The POSEIDON original dataset and the ML predictor dataset are available at the following GitHub repository: https://github.com/MoreiraLAB/poseidon/tree/main/data. These datasets are stored under the names “CPP_dataset.csv” and “CPP_ML.csv”, respectively.

Feature extraction

To prepare the dataset for ML, the POSEIDON pipeline incorporates various features that aim to characterize peptides, cell lines, and experimental conditions.

The features can be further classified into three subcategories.

  • Whole-peptide features were obtained using the Peptides R package [25].

  • In-house position one-hot encoding features based on the size of the longest peptide. One-hot encoding is a reliable and interpretable method for representing categorical data such as amino acids in peptides [26, 27]. It is compatible with traditional ML algorithms, is robust to data variations, and minimizes information loss.

  • Annotation-based features, in which the sequence anomaly type and location were substituted with the closest amino acids (Additional file 1: Table S1).

Cell line features (736 in total) were obtained from the Genomics of Drug Sensitivity in Cancer (GDSC) [28] database and matched with the cell lines of the POSEIDON dataset. They were then tagged as a true match depending on whether they were present on the GDSC. The POSEIDON dataset contained 43 available cell lines from the GDSC (Additional file 1: Table S2).

Finally, the experimental conditions were characterized using several variables (71 in total), including concentration (μM), categorical temperature (°C), incubation time availability and duration (in minutes), and curated cargo to avoid repetition (Additional file 1: Table S3). Prior to dimensionality reduction, this added up to 2,908 features (Table 1).

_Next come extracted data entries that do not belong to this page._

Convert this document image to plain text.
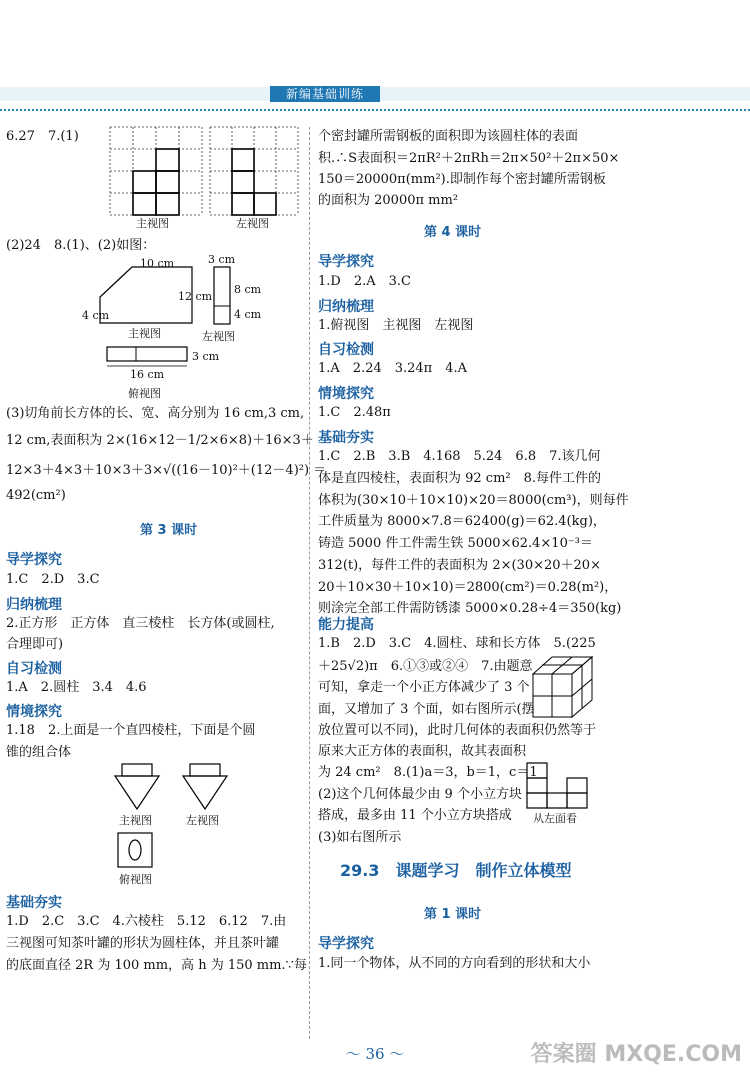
新编基础训练
6.27　7.(1)
主视图	左视图
(2)24　8.(1)、(2)如图：
10 cm
12 cm
4 cm
主视图
3 cm
8 cm
4 cm
左视图
3 cm
16 cm
俯视图
(3)切角前长方体的长、宽、高分别为 16 cm,3 cm,
12 cm,表面积为 2×(16×12－1/2×6×8)＋16×3＋
12×3＋4×3＋10×3＋3×√((16－10)²＋(12－4)²) ＝
492(cm²)
第 3 课时
导学探究
1.C　2.D　3.C
归纳梳理
2.正方形　正方体　直三棱柱　长方体(或圆柱,
合理即可)
自习检测
1.A　2.圆柱　3.4　4.6
情境探究
1.18　2.上面是一个直四棱柱，下面是个圆
锥的组合体
主视图	左视图
俯视图
基础夯实
1.D　2.C　3.C　4.六棱柱　5.12　6.12　7.由
三视图可知茶叶罐的形状为圆柱体，并且茶叶罐
的底面直径 2R 为 100 mm，高 h 为 150 mm.∵每
个密封罐所需钢板的面积即为该圆柱体的表面
积.∴S表面积＝2πR²＋2πRh＝2π×50²＋2π×50×
150＝20000π(mm²).即制作每个密封罐所需钢板
的面积为 20000π mm²
第 4 课时
导学探究
1.D　2.A　3.C
归纳梳理
1.俯视图　主视图　左视图
自习检测
1.A　2.24　3.24π　4.A
情境探究
1.C　2.48π
基础夯实
1.C　2.B　3.B　4.168　5.24　6.8　7.该几何
体是直四棱柱，表面积为 92 cm²　8.每件工件的
体积为(30×10＋10×10)×20＝8000(cm³)，则每件
工件质量为 8000×7.8＝62400(g)＝62.4(kg)，
铸造 5000 件工件需生铁 5000×62.4×10⁻³＝
312(t)，每件工件的表面积为 2×(30×20＋20×
20＋10×30＋10×10)＝2800(cm²)＝0.28(m²)，
则涂完全部工件需防锈漆 5000×0.28÷4＝350(kg)
能力提高
1.B　2.D　3.C　4.圆柱、球和长方体　5.(225
＋25√2)π　6.①③或②④　7.由题意
可知，拿走一个小正方体减少了 3 个
面，又增加了 3 个面，如右图所示(摆
放位置可以不同)，此时几何体的表面积仍然等于
原来大正方体的表面积，故其表面积
为 24 cm²　8.(1)a＝3，b＝1，c＝1
(2)这个几何体最少由 9 个小立方块
搭成，最多由 11 个小立方块搭成
(3)如右图所示
从左面看
29.3　课题学习　制作立体模型
第 1 课时
导学探究
1.同一个物体，从不同的方向看到的形状和大小
～ 36 ～	答案圈 MXQE.COM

Table 1 POSEIDON features for the ML summary table

Data pre-processing and statistics treatment

Data cleaning, visualization, selection, and preprocessing of the raw dataset were performed using the programming language R (version 4.1.0) [29]. Peptides with unknown uptake values were excluded from the final dataset, as the methodologies used in these studies did not quantitatively measure peptide internalization. The resulting dataset consisted of 2,371 peptides with quantitative values, varying units, and uptake-evaluation techniques.

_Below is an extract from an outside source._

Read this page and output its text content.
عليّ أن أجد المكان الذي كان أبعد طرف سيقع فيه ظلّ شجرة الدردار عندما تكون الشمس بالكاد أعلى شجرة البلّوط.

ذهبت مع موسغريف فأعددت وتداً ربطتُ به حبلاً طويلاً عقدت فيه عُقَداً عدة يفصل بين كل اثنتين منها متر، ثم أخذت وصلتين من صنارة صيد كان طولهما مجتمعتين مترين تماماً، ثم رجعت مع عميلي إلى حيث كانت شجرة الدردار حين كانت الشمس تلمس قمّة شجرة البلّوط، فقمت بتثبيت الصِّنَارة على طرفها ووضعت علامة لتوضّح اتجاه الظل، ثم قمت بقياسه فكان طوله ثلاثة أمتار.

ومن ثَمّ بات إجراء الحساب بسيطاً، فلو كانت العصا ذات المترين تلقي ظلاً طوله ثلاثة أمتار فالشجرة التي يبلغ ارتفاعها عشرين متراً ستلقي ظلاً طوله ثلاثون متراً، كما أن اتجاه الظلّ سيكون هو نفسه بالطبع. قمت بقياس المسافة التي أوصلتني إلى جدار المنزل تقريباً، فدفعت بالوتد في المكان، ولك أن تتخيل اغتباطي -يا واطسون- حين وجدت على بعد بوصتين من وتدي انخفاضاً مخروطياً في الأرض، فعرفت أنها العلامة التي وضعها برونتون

Subsequently, statistical analysis of the data was performed using RStudio (version 1.4.1717) [30]. The tidyverse package (version 1.3.1), which includes dplyr for data manipulation and ggplot2 for data visualization [31], was used for the data analysis.

To construct the processed dataset, Python programming language (version 3.10.8) was used in combination with NumPy (version 1.24.1) and Pandas (version 1.5.2.), and scikit-learn (version 1.2.0). The usable samples were extracted and accessed on GitHub (https://github.com/MoreiraLAB/poseidon). The dataset underwent several uniformization steps such as incubation time uniformization, temperature encoding, valid peptide sequence generation, and curation of the target variable (peptide uptake) in log10 form, as it provides a more comprehensible scale.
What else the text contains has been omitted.